My realization today was that when I do resist that urge, instead of overlooking that and berating myself for the yelling, I should first be proud for resisting the urge. Look at the positive- what I have changed. Then look at what I should change. I'm hoping that change will happen faster when I give myself the positive reinforcement. I have to learn to treat myself nicely, not just the kids.

9.02.2006

Up to Interpretation?

Read this marker and tell me if you see anything wrong with it.

On a recent visit to Harper's Ferry, my husband and I paused to read what we thought would be a heartfelt tribute to some historical moment or person. We found this to be hysterical instead. What also amused us is that when we laughed, we were looked at like we were crazy or insensitive. I suppose if your interest wandered and you only read the first part, it would seem insensitive to laugh.

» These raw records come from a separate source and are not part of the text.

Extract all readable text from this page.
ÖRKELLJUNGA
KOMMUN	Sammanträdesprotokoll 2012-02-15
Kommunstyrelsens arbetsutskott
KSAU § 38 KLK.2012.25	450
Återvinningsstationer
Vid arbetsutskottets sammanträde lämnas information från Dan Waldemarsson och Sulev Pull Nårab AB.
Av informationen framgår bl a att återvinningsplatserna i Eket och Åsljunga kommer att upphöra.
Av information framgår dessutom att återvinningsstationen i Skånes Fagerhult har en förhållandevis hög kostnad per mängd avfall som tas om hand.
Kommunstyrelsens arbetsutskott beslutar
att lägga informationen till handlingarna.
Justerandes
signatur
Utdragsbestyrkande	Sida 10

But what struck us was the second part. The part that was the dedication. As we read it, the United Daughters of the Confederacy and Sons of the Confederate Veterans were basically thanking the 'negroes' (aka- slaves and freedmen) for resisting the temptation of joining in the fight for their freedom. That this 'nonaction' showed them in such a light that they should be proud. No, they did not run off and grab at freedom with their greedy hands. Nope, instead they kept themselves aside until freedom was inevitable. They knew their station in life. They waited until the people who had a right to tell them how to live their lives were forced to acknowledge they were free. Yes, all in all, they showed all the marks of being 'good darkies' (here I substitute a word used by many of the "Old South" for the N-word, which might be more fitting historically.)

It struck us as totally ridiculous and tasteless that such a monument would be erected- or at the very least, still standing. To suggest that only by not joining the fight for freedom, one could avoid a "stain" on the record of the "best of both races" is ridicuous in a sublime way. And offensive, in my opinion. It suggests that those that did fight, run, grab at freedom with both hands...that these are the ones who did not have character, who were the stains. That living in oppression was out of faithfulness rather than of fear. I suppose at one time, in a different era, this would have been the prevailing thought. But I find the fact that this historical marker is still standing makes it a remnant of history itself. And not a stainless one at that.